Post
Topic
Board Development & Technical Discussion
Re: Proof that Proof of Stake is either extremely vulnerable or totally centralised
by
d5000
on 07/08/2018, 02:29:02 UTC
If you modify the wallet client to place false time date in the blocks , all you are doing is making a hard fork that the other nodes will ignore.
No, monsterer is right here. You cannot differentiate a blockchain with "fake" timestamp and one with "real" timestamps.

The blockchain is a relatively simple database. It's only possible to check if the hashes correspond to a real block.

Things would be different if, at every block, a majority of the staking participants (=those holding 50%+1) would have to sign a message that the last block they received was received in a certain time interval, and all these messages would be included in the next block. This is basically what Proof of Approval is wanting to achieve. The downside is that a majority of all coin holders must be always online.

This isn't the case in "traditional PoS", where you can simply write your blockchain to the disk, when you want. You can even build it in something like Excel, based on previous blockchain data, and then save it Wink

I still believe traditional, "naive" Proof of Stake is pretty secure if certain conditions are met, the most important being no incentives to stake multiple chains at once - staking algorithms like Peercoin with coin-age based rewards (not to be confused with coin-age based weight!) achieve that. A N@S attack is not impossible, but I think it is so difficult to carry out that it becomes extremely expensive, in the same order of magnitude than a 50+1% PoW attack.

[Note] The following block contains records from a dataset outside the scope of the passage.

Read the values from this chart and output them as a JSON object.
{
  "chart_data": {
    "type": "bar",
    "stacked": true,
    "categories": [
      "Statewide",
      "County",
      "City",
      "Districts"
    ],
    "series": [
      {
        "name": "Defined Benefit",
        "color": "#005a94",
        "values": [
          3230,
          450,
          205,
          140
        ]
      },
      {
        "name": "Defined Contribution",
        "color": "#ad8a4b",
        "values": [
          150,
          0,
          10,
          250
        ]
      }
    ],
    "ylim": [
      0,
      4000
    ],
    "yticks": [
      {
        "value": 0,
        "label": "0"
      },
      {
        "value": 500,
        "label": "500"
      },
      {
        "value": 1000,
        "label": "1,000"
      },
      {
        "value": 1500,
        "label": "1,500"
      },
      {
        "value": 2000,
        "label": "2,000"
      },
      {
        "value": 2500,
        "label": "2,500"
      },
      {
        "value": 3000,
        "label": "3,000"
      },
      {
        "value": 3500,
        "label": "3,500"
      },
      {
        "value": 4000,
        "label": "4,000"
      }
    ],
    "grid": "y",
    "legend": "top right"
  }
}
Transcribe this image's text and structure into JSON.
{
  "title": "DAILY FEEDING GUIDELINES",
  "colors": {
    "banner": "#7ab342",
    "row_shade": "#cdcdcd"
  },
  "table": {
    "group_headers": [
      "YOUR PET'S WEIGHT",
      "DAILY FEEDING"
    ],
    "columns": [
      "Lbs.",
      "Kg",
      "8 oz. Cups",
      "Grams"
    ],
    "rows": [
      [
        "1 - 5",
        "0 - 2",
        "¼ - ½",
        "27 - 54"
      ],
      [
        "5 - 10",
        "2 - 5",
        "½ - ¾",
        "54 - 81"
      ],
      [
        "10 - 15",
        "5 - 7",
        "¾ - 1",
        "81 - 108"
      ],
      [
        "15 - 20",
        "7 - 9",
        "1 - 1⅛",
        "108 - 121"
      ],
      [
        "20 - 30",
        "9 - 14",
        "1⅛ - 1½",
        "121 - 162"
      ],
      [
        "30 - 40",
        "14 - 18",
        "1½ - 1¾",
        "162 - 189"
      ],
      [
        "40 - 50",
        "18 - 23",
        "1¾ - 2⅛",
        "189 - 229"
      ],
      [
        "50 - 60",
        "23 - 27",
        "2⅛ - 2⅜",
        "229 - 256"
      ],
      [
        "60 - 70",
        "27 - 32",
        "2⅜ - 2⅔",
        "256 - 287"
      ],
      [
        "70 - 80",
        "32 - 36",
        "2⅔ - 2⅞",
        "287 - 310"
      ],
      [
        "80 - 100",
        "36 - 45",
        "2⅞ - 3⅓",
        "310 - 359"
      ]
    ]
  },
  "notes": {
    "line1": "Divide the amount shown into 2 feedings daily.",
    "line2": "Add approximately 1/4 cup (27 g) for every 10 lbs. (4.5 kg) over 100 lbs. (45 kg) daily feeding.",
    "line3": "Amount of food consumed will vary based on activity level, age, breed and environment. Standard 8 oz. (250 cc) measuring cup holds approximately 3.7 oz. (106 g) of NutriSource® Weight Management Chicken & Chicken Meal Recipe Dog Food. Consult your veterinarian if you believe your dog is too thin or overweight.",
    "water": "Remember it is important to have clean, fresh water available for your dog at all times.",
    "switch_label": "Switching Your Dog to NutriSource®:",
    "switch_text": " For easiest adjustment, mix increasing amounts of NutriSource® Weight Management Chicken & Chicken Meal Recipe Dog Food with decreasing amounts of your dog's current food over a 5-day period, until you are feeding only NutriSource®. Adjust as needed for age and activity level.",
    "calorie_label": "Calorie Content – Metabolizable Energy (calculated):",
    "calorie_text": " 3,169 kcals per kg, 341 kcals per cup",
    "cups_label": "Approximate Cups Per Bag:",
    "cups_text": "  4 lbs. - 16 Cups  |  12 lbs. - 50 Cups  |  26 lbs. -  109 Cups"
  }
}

The basic question is: how to buy old keys or bribe the stakeholders holding the  50+1%?

I already heard some ideas, like distributing a fake wallet client which is praised to give holders a "higher minting reward" but steals their coins or ensures in other ways that the network consensus gets corrupted. But people with significant holdings ("whales") would not be easily tricked into this. And if the code is open source then the hack will be discovered soon.

It could also be tried to buy the old keys at a black marketplace, but if the coin is mature enough, you would never get near even 10% of the holdings - at least if rolling checkpoints are implemented.

The only relevant option I know until now is the "shorting attack", but it is extremely expensive and risky. And it works with PoW coins, too, if you buy mining hardware/hashrate instead of coins.